I need you to…MAKE ME LAUGH
I look at the other kids in my class and it seems so easy for them to have fun. They giggle over the slightest thing and find the funny side of things when they’re working together. I can find it really hard to relax. My body feels tense or shaky when I’m stressed. Worries are always swirling around my head. This is where you come in. Tell me a joke. Put on a funny voice. Be silly. Make a mistake. Arrange time to play games with me, even if they are games you would normally play with someone younger than me. I need you to help me be more positive and laugh more often. Even if I find it a bit strange or unsettling at first, I can start to forget about my stress for a while.

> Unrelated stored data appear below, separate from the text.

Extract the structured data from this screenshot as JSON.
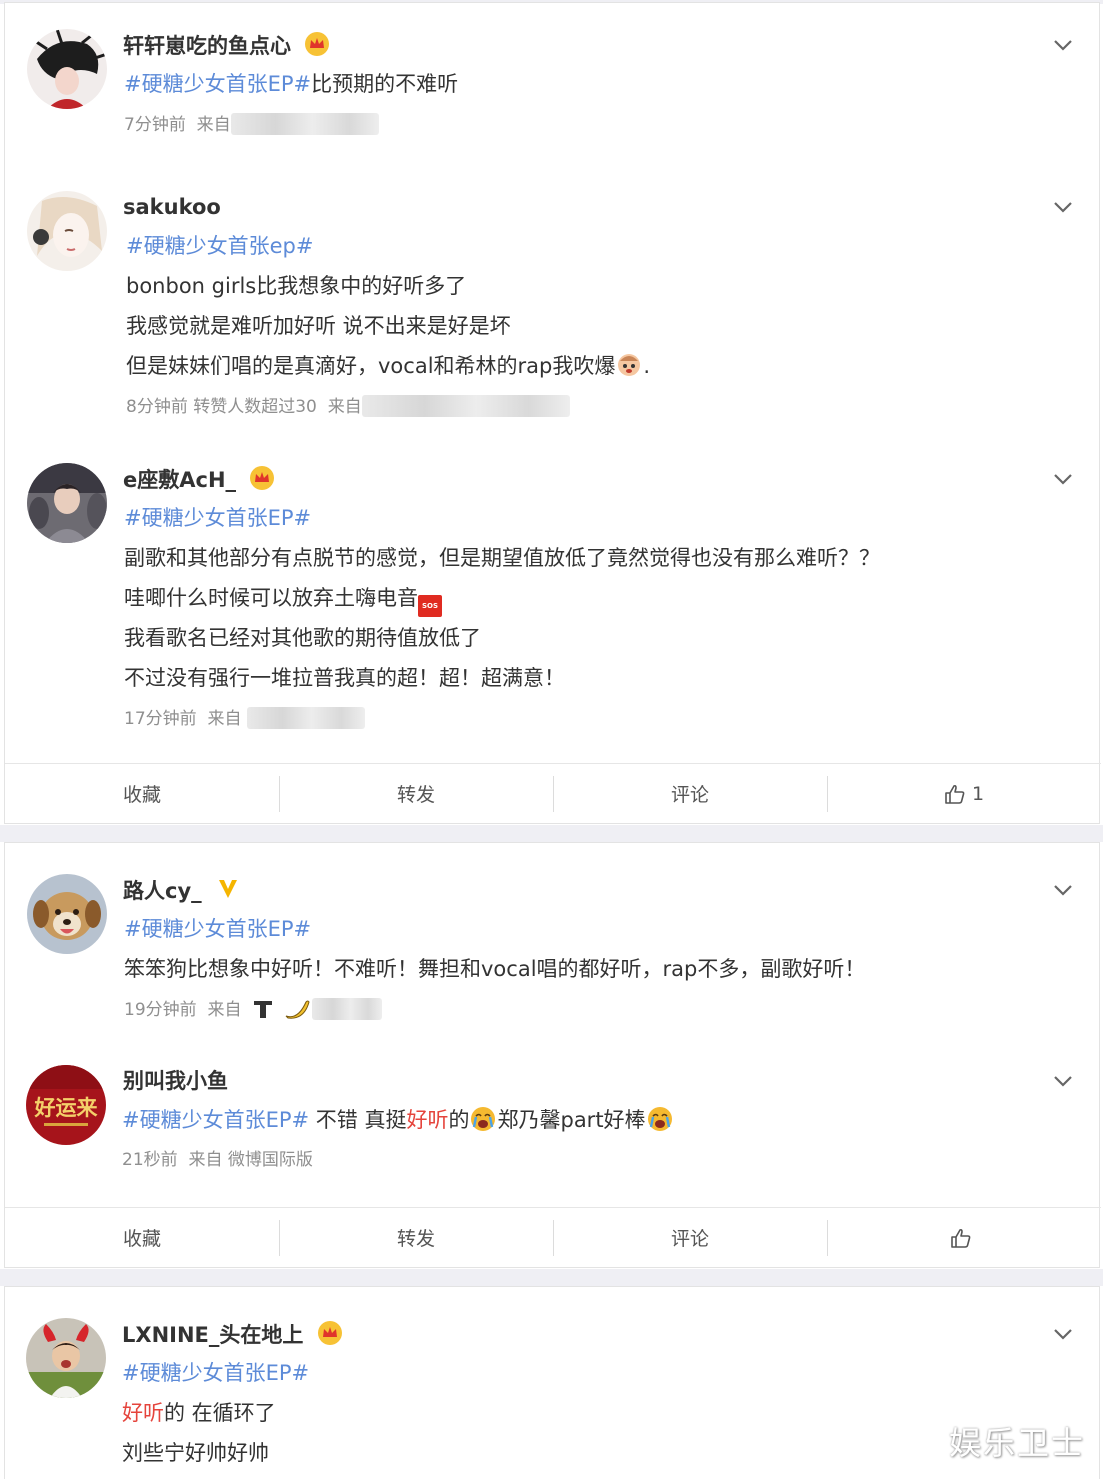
{
  "posts": [
    {
      "username": "轩轩崽吃的鱼点心",
      "tag": "#硬糖少女首张EP#",
      "text": "比预期的不难听",
      "time": "7分钟前",
      "from_label": "来自"
    },
    {
      "username": "sakukoo",
      "tag": "#硬糖少女首张ep#",
      "lines": [
        "bonbon girls比我想象中的好听多了",
        "我感觉就是难听加好听 说不出来是好是坏",
        "但是妹妹们唱的是真滴好，vocal和希林的rap我吹爆",
        "."
      ],
      "time": "8分钟前",
      "extra": "转赞人数超过30",
      "from_label": "来自"
    },
    {
      "username": "e座敷AcH_",
      "tag": "#硬糖少女首张EP#",
      "lines": [
        "副歌和其他部分有点脱节的感觉，但是期望值放低了竟然觉得也没有那么难听？？",
        "哇唧什么时候可以放弃土嗨电音",
        "我看歌名已经对其他歌的期待值放低了",
        "不过没有强行一堆拉普我真的超！超！超满意！"
      ],
      "sos": "SOS",
      "time": "17分钟前",
      "from_label": "来自"
    },
    {
      "username": "路人cy_",
      "tag": "#硬糖少女首张EP#",
      "text": "笨笨狗比想象中好听！不难听！舞担和vocal唱的都好听，rap不多，副歌好听！",
      "time": "19分钟前",
      "from_label": "来自"
    },
    {
      "username": "别叫我小鱼",
      "tag": "#硬糖少女首张EP#",
      "seg1": " 不错 真挺",
      "seg2": "好听",
      "seg3": "的",
      "seg4": "郑乃馨part好棒",
      "avatar_text": "好运来",
      "time": "21秒前",
      "from_label": "来自",
      "client": "微博国际版"
    },
    {
      "username": "LXNINE_头在地上",
      "tag": "#硬糖少女首张EP#",
      "seg_red": "好听",
      "seg_rest": "的 在循环了",
      "line3": "刘些宁好帅好帅"
    }
  ],
  "actions1": {
    "fav": "收藏",
    "repost": "转发",
    "comment": "评论",
    "likes": "1"
  },
  "actions2": {
    "fav": "收藏",
    "repost": "转发",
    "comment": "评论",
    "likes": ""
  },
  "watermark": "娱乐卫士",
  "colors": {
    "tag": "#5d8bd8",
    "red": "#e5443c",
    "meta": "#8f8f8f",
    "separator": "#efeff4"
  }
}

I need you to…GIVE ME HOPE
When I look back on yesterday, last month or last year, I get caught up in the bad stuff. Times where I failed. Times where I gave up. Times where I could have worked harder. It’s easy for me to focus on the negatives because there have been so many in the past. I need you to go out of your way to give me encouragement. You can be the positive and optimistic voice in my head, drowning out my stress voice. Tell me when I’ve tried my best. Show me examples of my achievements and my strengths. Let me know that I’m getting better at something, so I can keep trying even when it’s tough.
I need you to…HANG IN THERE
There will be days when I don’t seem to like you. Days when I don’t want to talk to you. Days I tell you that I hate you or call you some bad words. I need you to hang in there and ride out these moments. The reason I can do this with you is because I know I’m safe with you. I haven’t been able to do this with other people. I’ve tried it in the past and ended up feeling worse when the person got angry or left me on my own. I have no experience of an adult keeping a lid on my big feelings. You have the honour of being one of the first to try this. Sorry! You might have to take time to talk to someone or look after yourself when it's been a tough day, just like you look after me when I have my tough days.
The above qualities are not an exhaustive list. There will be many more, some of which are unique to the young person’s past and present experiences. But in any trauma-sensitive classroom, relationships must be the starting point. We need to show the young person that they are seen, heard, respected and loved regardless of what they say or do.